The other Tory MPs didn’t bat an eyelid, not registering the socio-linguistic transgression, but Mr Umunna immediately took to the Twitter. The press picked up the outrage, and so did 10 Downing Street. Theresa May ordered the immediate suspension of Ms Morris from the Party. Ms Morris proceeded to express her extreme regret for any pain she might have caused black people and the outrage she had stimulated in the politically cautious brigade. She went on to say that she had grown up with the phrase being in common usage though she did realise that it was now unacceptable and had just slipped out without her thinking of its denigratory connotations. The Whip was withdrawn though some would have it laid on.
Ms May can, with her struggling minority in Parliament, ill-afford to lose another MP, so her suspension of Ms Morris demonstrates the seriousness of this PR offence. Not that Ms Morris, judging from her political stance, will turn into a Tory rebel, so Ms May made a calculated sacrifice knowing the slaughtered lamb would live on. I wonder then which of my gentle readers, those of my generation and after, can remember a nursery rhyme which begins with “Eeny Meeny Miny Moe” and proceeds with a recommendation to behave in an outrageous way towards a non-white person now described by the N-word.

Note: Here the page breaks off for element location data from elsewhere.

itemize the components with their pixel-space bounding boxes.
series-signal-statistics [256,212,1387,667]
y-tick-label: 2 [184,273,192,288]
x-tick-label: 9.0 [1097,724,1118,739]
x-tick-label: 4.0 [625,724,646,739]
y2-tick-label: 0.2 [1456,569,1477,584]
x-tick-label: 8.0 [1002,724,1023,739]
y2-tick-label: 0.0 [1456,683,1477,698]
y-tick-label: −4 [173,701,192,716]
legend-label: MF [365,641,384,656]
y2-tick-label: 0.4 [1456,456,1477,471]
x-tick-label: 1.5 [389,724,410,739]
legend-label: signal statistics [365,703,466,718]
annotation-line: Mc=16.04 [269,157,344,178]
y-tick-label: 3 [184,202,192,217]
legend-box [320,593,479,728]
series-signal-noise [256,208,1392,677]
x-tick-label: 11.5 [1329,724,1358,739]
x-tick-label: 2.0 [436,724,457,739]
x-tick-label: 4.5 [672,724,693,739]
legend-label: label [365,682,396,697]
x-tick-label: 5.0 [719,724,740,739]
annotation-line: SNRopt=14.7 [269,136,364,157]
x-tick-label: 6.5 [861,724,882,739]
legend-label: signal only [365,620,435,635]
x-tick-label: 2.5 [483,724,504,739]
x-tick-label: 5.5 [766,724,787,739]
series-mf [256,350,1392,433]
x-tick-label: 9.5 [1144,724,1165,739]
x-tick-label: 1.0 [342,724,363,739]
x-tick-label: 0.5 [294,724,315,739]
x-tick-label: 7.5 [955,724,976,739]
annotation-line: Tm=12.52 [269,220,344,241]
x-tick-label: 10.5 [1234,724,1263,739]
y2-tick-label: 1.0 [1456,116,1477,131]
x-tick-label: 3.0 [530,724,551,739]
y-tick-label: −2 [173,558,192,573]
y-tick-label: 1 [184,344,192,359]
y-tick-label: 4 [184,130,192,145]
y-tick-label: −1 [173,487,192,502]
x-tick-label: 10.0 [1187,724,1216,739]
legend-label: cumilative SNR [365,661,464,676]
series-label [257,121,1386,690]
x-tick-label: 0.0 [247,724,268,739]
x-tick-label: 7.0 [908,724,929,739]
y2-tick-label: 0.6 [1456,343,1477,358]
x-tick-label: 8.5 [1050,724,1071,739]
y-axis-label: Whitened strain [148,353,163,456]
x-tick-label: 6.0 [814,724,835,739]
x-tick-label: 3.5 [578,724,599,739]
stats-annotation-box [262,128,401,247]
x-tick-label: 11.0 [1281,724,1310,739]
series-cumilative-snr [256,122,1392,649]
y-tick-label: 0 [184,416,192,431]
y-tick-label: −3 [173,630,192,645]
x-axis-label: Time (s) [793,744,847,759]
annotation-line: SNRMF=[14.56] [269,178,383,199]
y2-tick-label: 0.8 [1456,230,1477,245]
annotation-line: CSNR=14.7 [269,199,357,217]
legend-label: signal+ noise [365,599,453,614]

I certainly repeated the rhyme in my childhood and pictured in my mind’s eye the action it prescribes. It didn’t occur to me, I regretfully confess, to question or reflect on the absurdity and racist crudity of the verse.
It took the surrounding social context of living in multi-cultural Britain to breed in me the outlawing inhibition. Obviously, no force of social context invaded Ms Morris’s existence till the fateful day when the phrase slipped out. There are equivalent words in India and, in contrast to my total neutrality towards the Eeny-Meeny rhyme, I realised and insisted from a very early age that the word which characterised dalits in my history books and in common discourse was, as was the caste practice it described, abominable. I was aware, as were my friends, that Gandhiji had coined the word Harijans, which we used till it was rejected as patronising by dalits. The U-word (to coin a phrase) has justly gone to hell, but other words are in constant use to describe people of one religion or another or our fellow Indians from different parts. I have never heard a Parsi object to being called a “bawa”. Calling Native Americans “chief” is now patronising and questionable. The Indian equivalent is calling Sikhs “sardar”, but that’s seen as respectful deference. Muslims uninhibitedly refer to themselves as “miahs”.
Gujaratis don’t vociferously object (yet?) to being called “Gujjus”, but I have heard the word “Harrys” for Biharis being strongly slapped down. Of course, there are nasty words to describe several fellow Indians, from south to north and northeast, and it’s now evident that there is a growing tide of resistance to very many of them, most strongly from the linguistic militants of the characterised group or region. I don’t suppose the English euphemism will transfer to India, so Maharashtrians may never be tagged with the “Gh-word” or people from Kerala with the “M-word”. Indian ingenuity will, I am sure, find some other alternative — subtler in its insults.